Так и я сегодня ветрена, и не та,

Что была на таком же закате ещё вчера...

Я из тех овечек, что ищут заблудшего овчара

Наяву не более, чем среди снов невещих,

Я изо всех ролей соглашаюсь только на роль невещи...

Говоришь, у тебя есть кошка...

Прими же благую весть –

Это ты у неё есть.

 

Лето. Ad memoriam

 

Голос лета в последний раз дёрнулся и затих.

И собрать бы себя в кулак, и заняться чем-то толковым,

А не наблюдать, как по венам стен и артериям потолковым

В телефонную бездну медленно, вязко стекает стих.

Завязь лета бесплодна, она ничего уже не родит,

Но ты ждёшь, приставляешь лексему к другой лексеме,

Вспоминая пальмы, берег, и взбитое в белую пену семя,

Или что там считают сырьём для будущих афродит…

 

Стриптиз

 

Ей двадцать семь или двадцать восемь. Она красива, стройна, ловка.

Сцена, софиты, шест. Лишь соски и незагорелую нижнюю часть лобка

Прикрывают почти незаметные треугольнички то ли шёёлка,

То ли ткани другой... В первый раз она едва отошла от шока.
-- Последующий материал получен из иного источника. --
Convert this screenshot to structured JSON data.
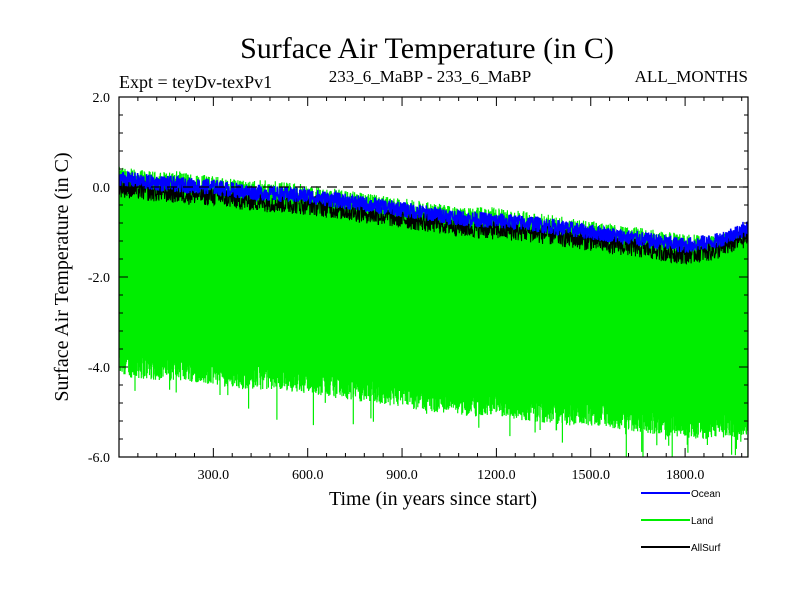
{
  "chart_data": {
    "type": "line",
    "title": "Surface Air Temperature (in C)",
    "subtitle_left": "Expt = teyDv-texPv1",
    "subtitle_center": "233_6_MaBP - 233_6_MaBP",
    "subtitle_right": "ALL_MONTHS",
    "xlabel": "Time (in years since start)",
    "ylabel": "Surface Air Temperature (in C)",
    "xlim": [
      0,
      2000
    ],
    "ylim": [
      -6.0,
      2.0
    ],
    "x_ticks": [
      300,
      600,
      900,
      1200,
      1500,
      1800
    ],
    "x_tick_labels": [
      "300.0",
      "600.0",
      "900.0",
      "1200.0",
      "1500.0",
      "1800.0"
    ],
    "y_ticks": [
      2.0,
      0.0,
      -2.0,
      -4.0,
      -6.0
    ],
    "y_tick_labels": [
      "2.0",
      "0.0",
      "-2.0",
      "-4.0",
      "-6.0"
    ],
    "reference_line": {
      "y": 0.0,
      "style": "dashed",
      "color": "#000000"
    },
    "legend_position": "bottom-right",
    "series": [
      {
        "name": "Land",
        "color": "#00ee00",
        "band": true,
        "x": [
          0,
          100,
          200,
          300,
          400,
          500,
          600,
          700,
          800,
          900,
          1000,
          1100,
          1200,
          1300,
          1400,
          1500,
          1600,
          1700,
          1800,
          1900,
          2000
        ],
        "upper": [
          0.2,
          0.1,
          0.1,
          0.0,
          -0.1,
          -0.1,
          -0.2,
          -0.3,
          -0.4,
          -0.5,
          -0.6,
          -0.7,
          -0.7,
          -0.8,
          -0.9,
          -1.0,
          -1.1,
          -1.2,
          -1.3,
          -1.3,
          -1.2
        ],
        "lower": [
          -3.9,
          -4.0,
          -4.0,
          -4.1,
          -4.2,
          -4.2,
          -4.3,
          -4.4,
          -4.5,
          -4.6,
          -4.7,
          -4.8,
          -4.8,
          -4.9,
          -5.0,
          -5.0,
          -5.1,
          -5.2,
          -5.3,
          -5.3,
          -5.2
        ]
      },
      {
        "name": "AllSurf",
        "color": "#000000",
        "x": [
          0,
          100,
          200,
          300,
          400,
          500,
          600,
          700,
          800,
          900,
          1000,
          1100,
          1200,
          1300,
          1400,
          1500,
          1600,
          1700,
          1800,
          1900,
          2000
        ],
        "values": [
          0.0,
          -0.1,
          -0.15,
          -0.2,
          -0.3,
          -0.35,
          -0.4,
          -0.5,
          -0.6,
          -0.7,
          -0.8,
          -0.9,
          -0.95,
          -1.0,
          -1.1,
          -1.2,
          -1.3,
          -1.4,
          -1.5,
          -1.4,
          -1.1
        ]
      },
      {
        "name": "Ocean",
        "color": "#0000ff",
        "x": [
          0,
          100,
          200,
          300,
          400,
          500,
          600,
          700,
          800,
          900,
          1000,
          1100,
          1200,
          1300,
          1400,
          1500,
          1600,
          1700,
          1800,
          1900,
          2000
        ],
        "values": [
          0.2,
          0.1,
          0.05,
          0.0,
          -0.1,
          -0.15,
          -0.2,
          -0.3,
          -0.4,
          -0.5,
          -0.6,
          -0.7,
          -0.75,
          -0.8,
          -0.9,
          -1.0,
          -1.1,
          -1.2,
          -1.3,
          -1.2,
          -0.9
        ]
      }
    ]
  }
}
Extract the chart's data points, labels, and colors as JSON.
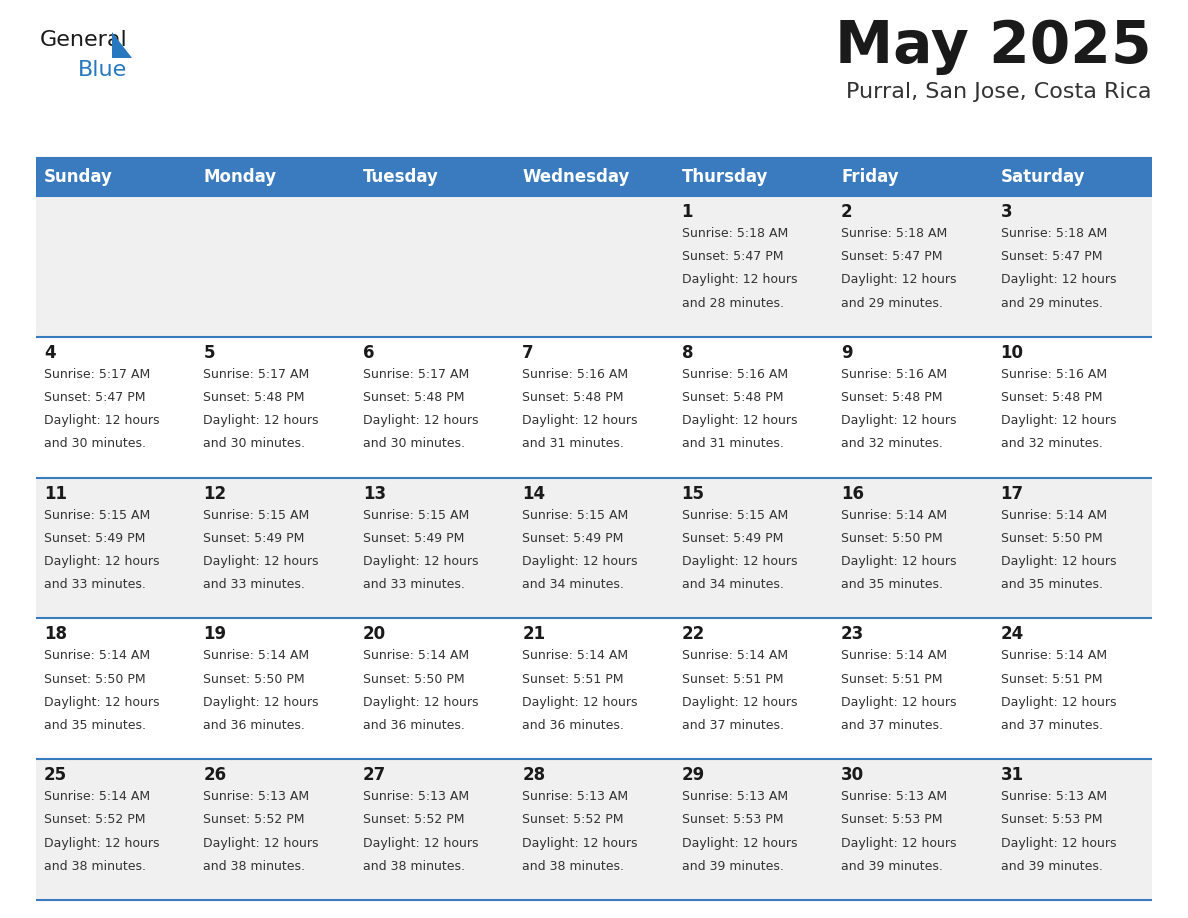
{
  "title": "May 2025",
  "subtitle": "Purral, San Jose, Costa Rica",
  "header_bg": "#3a7abf",
  "header_text": "#ffffff",
  "cell_bg_odd": "#f0f0f0",
  "cell_bg_even": "#ffffff",
  "border_color": "#3a7abf",
  "days_of_week": [
    "Sunday",
    "Monday",
    "Tuesday",
    "Wednesday",
    "Thursday",
    "Friday",
    "Saturday"
  ],
  "title_color": "#1a1a1a",
  "subtitle_color": "#333333",
  "day_num_color": "#1a1a1a",
  "cell_text_color": "#333333",
  "logo_general_color": "#1a1a1a",
  "logo_blue_color": "#2878c0",
  "weeks": [
    [
      {
        "day": "",
        "sunrise": "",
        "sunset": "",
        "daylight": ""
      },
      {
        "day": "",
        "sunrise": "",
        "sunset": "",
        "daylight": ""
      },
      {
        "day": "",
        "sunrise": "",
        "sunset": "",
        "daylight": ""
      },
      {
        "day": "",
        "sunrise": "",
        "sunset": "",
        "daylight": ""
      },
      {
        "day": "1",
        "sunrise": "5:18 AM",
        "sunset": "5:47 PM",
        "daylight": "12 hours and 28 minutes."
      },
      {
        "day": "2",
        "sunrise": "5:18 AM",
        "sunset": "5:47 PM",
        "daylight": "12 hours and 29 minutes."
      },
      {
        "day": "3",
        "sunrise": "5:18 AM",
        "sunset": "5:47 PM",
        "daylight": "12 hours and 29 minutes."
      }
    ],
    [
      {
        "day": "4",
        "sunrise": "5:17 AM",
        "sunset": "5:47 PM",
        "daylight": "12 hours and 30 minutes."
      },
      {
        "day": "5",
        "sunrise": "5:17 AM",
        "sunset": "5:48 PM",
        "daylight": "12 hours and 30 minutes."
      },
      {
        "day": "6",
        "sunrise": "5:17 AM",
        "sunset": "5:48 PM",
        "daylight": "12 hours and 30 minutes."
      },
      {
        "day": "7",
        "sunrise": "5:16 AM",
        "sunset": "5:48 PM",
        "daylight": "12 hours and 31 minutes."
      },
      {
        "day": "8",
        "sunrise": "5:16 AM",
        "sunset": "5:48 PM",
        "daylight": "12 hours and 31 minutes."
      },
      {
        "day": "9",
        "sunrise": "5:16 AM",
        "sunset": "5:48 PM",
        "daylight": "12 hours and 32 minutes."
      },
      {
        "day": "10",
        "sunrise": "5:16 AM",
        "sunset": "5:48 PM",
        "daylight": "12 hours and 32 minutes."
      }
    ],
    [
      {
        "day": "11",
        "sunrise": "5:15 AM",
        "sunset": "5:49 PM",
        "daylight": "12 hours and 33 minutes."
      },
      {
        "day": "12",
        "sunrise": "5:15 AM",
        "sunset": "5:49 PM",
        "daylight": "12 hours and 33 minutes."
      },
      {
        "day": "13",
        "sunrise": "5:15 AM",
        "sunset": "5:49 PM",
        "daylight": "12 hours and 33 minutes."
      },
      {
        "day": "14",
        "sunrise": "5:15 AM",
        "sunset": "5:49 PM",
        "daylight": "12 hours and 34 minutes."
      },
      {
        "day": "15",
        "sunrise": "5:15 AM",
        "sunset": "5:49 PM",
        "daylight": "12 hours and 34 minutes."
      },
      {
        "day": "16",
        "sunrise": "5:14 AM",
        "sunset": "5:50 PM",
        "daylight": "12 hours and 35 minutes."
      },
      {
        "day": "17",
        "sunrise": "5:14 AM",
        "sunset": "5:50 PM",
        "daylight": "12 hours and 35 minutes."
      }
    ],
    [
      {
        "day": "18",
        "sunrise": "5:14 AM",
        "sunset": "5:50 PM",
        "daylight": "12 hours and 35 minutes."
      },
      {
        "day": "19",
        "sunrise": "5:14 AM",
        "sunset": "5:50 PM",
        "daylight": "12 hours and 36 minutes."
      },
      {
        "day": "20",
        "sunrise": "5:14 AM",
        "sunset": "5:50 PM",
        "daylight": "12 hours and 36 minutes."
      },
      {
        "day": "21",
        "sunrise": "5:14 AM",
        "sunset": "5:51 PM",
        "daylight": "12 hours and 36 minutes."
      },
      {
        "day": "22",
        "sunrise": "5:14 AM",
        "sunset": "5:51 PM",
        "daylight": "12 hours and 37 minutes."
      },
      {
        "day": "23",
        "sunrise": "5:14 AM",
        "sunset": "5:51 PM",
        "daylight": "12 hours and 37 minutes."
      },
      {
        "day": "24",
        "sunrise": "5:14 AM",
        "sunset": "5:51 PM",
        "daylight": "12 hours and 37 minutes."
      }
    ],
    [
      {
        "day": "25",
        "sunrise": "5:14 AM",
        "sunset": "5:52 PM",
        "daylight": "12 hours and 38 minutes."
      },
      {
        "day": "26",
        "sunrise": "5:13 AM",
        "sunset": "5:52 PM",
        "daylight": "12 hours and 38 minutes."
      },
      {
        "day": "27",
        "sunrise": "5:13 AM",
        "sunset": "5:52 PM",
        "daylight": "12 hours and 38 minutes."
      },
      {
        "day": "28",
        "sunrise": "5:13 AM",
        "sunset": "5:52 PM",
        "daylight": "12 hours and 38 minutes."
      },
      {
        "day": "29",
        "sunrise": "5:13 AM",
        "sunset": "5:53 PM",
        "daylight": "12 hours and 39 minutes."
      },
      {
        "day": "30",
        "sunrise": "5:13 AM",
        "sunset": "5:53 PM",
        "daylight": "12 hours and 39 minutes."
      },
      {
        "day": "31",
        "sunrise": "5:13 AM",
        "sunset": "5:53 PM",
        "daylight": "12 hours and 39 minutes."
      }
    ]
  ]
}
Это было весной, в аншлаг. За стенами клуба клубился холодный май,

В зале кто-то истошно орал: «Хорош танцевать! Начинай! Снимай!
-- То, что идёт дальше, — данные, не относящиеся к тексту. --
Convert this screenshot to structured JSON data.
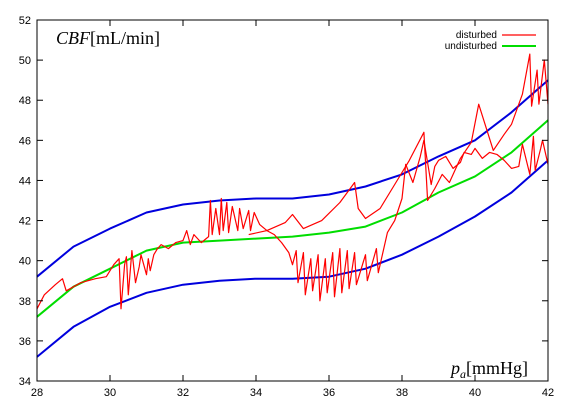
{
  "chart_data": {
    "type": "line",
    "ylabel_var": "CBF",
    "ylabel_unit": "[mL/min]",
    "xlabel_var": "p",
    "xlabel_sub": "a",
    "xlabel_unit": "[mmHg]",
    "xlim": [
      28,
      42
    ],
    "ylim": [
      34,
      52
    ],
    "xticks": [
      28,
      30,
      32,
      34,
      36,
      38,
      40,
      42
    ],
    "yticks": [
      34,
      36,
      38,
      40,
      42,
      44,
      46,
      48,
      50,
      52
    ],
    "legend_position": "top-right",
    "legend": [
      {
        "label": "disturbed",
        "color": "#ff0000"
      },
      {
        "label": "undisturbed",
        "color": "#00dd00"
      }
    ],
    "series": [
      {
        "name": "undisturbed",
        "color": "#00dd00",
        "x": [
          28,
          29,
          30,
          31,
          32,
          33,
          34,
          35,
          36,
          37,
          38,
          39,
          40,
          41,
          42
        ],
        "y": [
          37.2,
          38.7,
          39.6,
          40.5,
          40.9,
          41.0,
          41.1,
          41.2,
          41.4,
          41.7,
          42.4,
          43.4,
          44.2,
          45.4,
          47.0
        ]
      },
      {
        "name": "",
        "color": "#0000dd",
        "x": [
          28,
          29,
          30,
          31,
          32,
          33,
          34,
          35,
          36,
          37,
          38,
          39,
          40,
          41,
          42
        ],
        "y": [
          39.2,
          40.7,
          41.6,
          42.4,
          42.8,
          43.0,
          43.1,
          43.1,
          43.3,
          43.7,
          44.3,
          45.2,
          46.0,
          47.4,
          49.0
        ]
      },
      {
        "name": "",
        "color": "#0000dd",
        "x": [
          28,
          29,
          30,
          31,
          32,
          33,
          34,
          35,
          36,
          37,
          38,
          39,
          40,
          41,
          42
        ],
        "y": [
          35.2,
          36.7,
          37.7,
          38.4,
          38.8,
          39.0,
          39.1,
          39.1,
          39.2,
          39.6,
          40.3,
          41.2,
          42.2,
          43.4,
          45.0
        ]
      },
      {
        "name": "disturbed",
        "color": "#ff0000",
        "x": [
          28.0,
          28.2,
          28.5,
          28.7,
          28.8,
          29.2,
          29.6,
          29.9,
          30.1,
          30.25,
          30.3,
          30.4,
          30.45,
          30.5,
          30.6,
          30.7,
          30.8,
          30.85,
          31.0,
          31.05,
          31.1,
          31.2,
          31.3,
          31.4,
          31.6,
          31.8,
          32.0,
          32.1,
          32.2,
          32.3,
          32.5,
          32.7,
          32.75,
          32.8,
          32.9,
          33.0,
          33.05,
          33.1,
          33.2,
          33.25,
          33.35,
          33.5,
          33.55,
          33.65,
          33.8,
          33.85,
          33.95,
          34.1,
          34.3,
          34.5,
          34.7,
          34.9,
          35.0,
          35.1,
          35.15,
          35.3,
          35.35,
          35.5,
          35.55,
          35.7,
          35.75,
          35.9,
          35.95,
          36.1,
          36.15,
          36.3,
          36.35,
          36.5,
          36.55,
          36.7,
          36.75,
          37.0,
          37.05,
          37.3,
          37.35,
          37.6,
          37.8,
          38.0,
          38.1,
          38.3,
          38.5,
          38.6,
          38.8,
          38.9,
          39.0,
          39.2,
          39.4,
          39.6,
          39.7,
          39.9,
          40.0,
          40.2,
          40.4,
          40.6,
          40.8,
          41.0,
          41.2,
          41.3,
          41.5,
          41.6,
          41.65,
          41.8,
          41.85,
          42.0
        ],
        "y": [
          37.6,
          38.3,
          38.8,
          39.1,
          38.5,
          38.9,
          39.1,
          39.2,
          39.8,
          40.1,
          37.6,
          39.8,
          40.2,
          38.3,
          40.5,
          38.9,
          39.7,
          40.3,
          39.3,
          40.1,
          39.5,
          40.3,
          40.6,
          40.8,
          40.6,
          40.9,
          41.0,
          41.5,
          40.8,
          41.3,
          40.9,
          41.2,
          43.0,
          41.3,
          42.6,
          41.3,
          43.1,
          41.5,
          42.9,
          41.4,
          42.7,
          41.5,
          42.6,
          41.6,
          42.5,
          41.5,
          42.4,
          41.8,
          41.5,
          41.3,
          40.9,
          40.4,
          39.8,
          40.5,
          38.9,
          40.4,
          38.3,
          40.1,
          38.5,
          40.3,
          38.0,
          40.1,
          38.4,
          40.4,
          38.2,
          40.6,
          38.4,
          40.5,
          38.6,
          40.4,
          38.8,
          40.3,
          39.0,
          40.6,
          39.4,
          41.4,
          42.0,
          43.1,
          44.8,
          43.9,
          45.2,
          46.0,
          43.8,
          44.7,
          45.0,
          45.2,
          44.6,
          44.9,
          45.4,
          45.3,
          45.6,
          45.1,
          45.4,
          45.3,
          45.0,
          44.6,
          44.7,
          45.8,
          44.3,
          46.2,
          44.5,
          45.6,
          46.0,
          44.8
        ]
      },
      {
        "name": "",
        "color": "#ff0000",
        "x": [
          33.8,
          34.3,
          34.8,
          35.0,
          35.3,
          35.8,
          36.3,
          36.7,
          36.8,
          37.0,
          37.4,
          37.8,
          38.2,
          38.6,
          38.7,
          38.9,
          39.1,
          39.3,
          39.6,
          39.9,
          40.1,
          40.5,
          40.8,
          41.0,
          41.3,
          41.5,
          41.55,
          41.7,
          41.75,
          41.9,
          42.0
        ],
        "y": [
          41.3,
          41.5,
          41.9,
          42.3,
          41.6,
          42.0,
          42.9,
          43.9,
          42.6,
          42.1,
          42.6,
          43.8,
          45.0,
          46.4,
          43.0,
          43.6,
          44.3,
          43.9,
          45.1,
          45.9,
          47.8,
          45.5,
          46.3,
          46.8,
          48.3,
          50.3,
          47.7,
          49.5,
          47.8,
          50.0,
          47.8
        ]
      }
    ]
  }
}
Мы платили за вход и за пойло! Где менеджер, твою мать?»

Всё, что ей оставалось – решиться начать снимать.

Так и помнится ей – огни, в непослушных пальцах прохладный ток,

Сотни глаз пялятся на последний маленький лоскуток...

Много лет прошло. Миновали её насилие, алкоголизм и ВИЧ, но

Раздеваться на сцене стало вполне привычно,

Даже хуже того – ни с одним мужчиной,

Ни под одним тропическим ливнем ласк

Так она и не получила

Того, что дают ей ежевечерние сотни глаз,

Так она и осталась плохой девчонкой...

Этот парень у бара, античный бог с непослушной чёлкой,

Неотрывно смотрит, но не подходит к околосценной давке,

Тоже ведь стриптизёр – фигура, загар – не ходить к гадалке...

Только смотрит весь вечер. Наверное, что-то видит.

Вот бы ждал у служебного выхода. И, может быть, что-то выйдет.

 

И точка

 

Где-то ближе к полудню она открывает один глаз, за ним другой.
Рядом только подушка. Она не кричит сонным голосом «Дорогой!»,
И не ищет футболку, поскольку это нормально – уснуть нагой
После клуба, где в воздухе всё, что может питься, нюхаться и куриться...
Запах с кухни знаком, как его ладони, как абрис губ... Чёрт возьми. Корица.
Всё никак не найдёт момента сказать, что не может её терпеть.
Он тем временем что-то роняет, потом начинает негромко петь,
Приближаясь к открытой двери, и тут бы стереть бы с лица успеть
Недовольство, кокетливо подтянуть простыню, усесться,
И принять эту чашку с давно привычным коричным сердцем
На коричневой пенке, и пить, и снова
О корице ему не сказать ни слова,
Пить, как жизнь, не упустив ни мгновения, ни глоточка....
Почему? Потому, что любовь. И точка.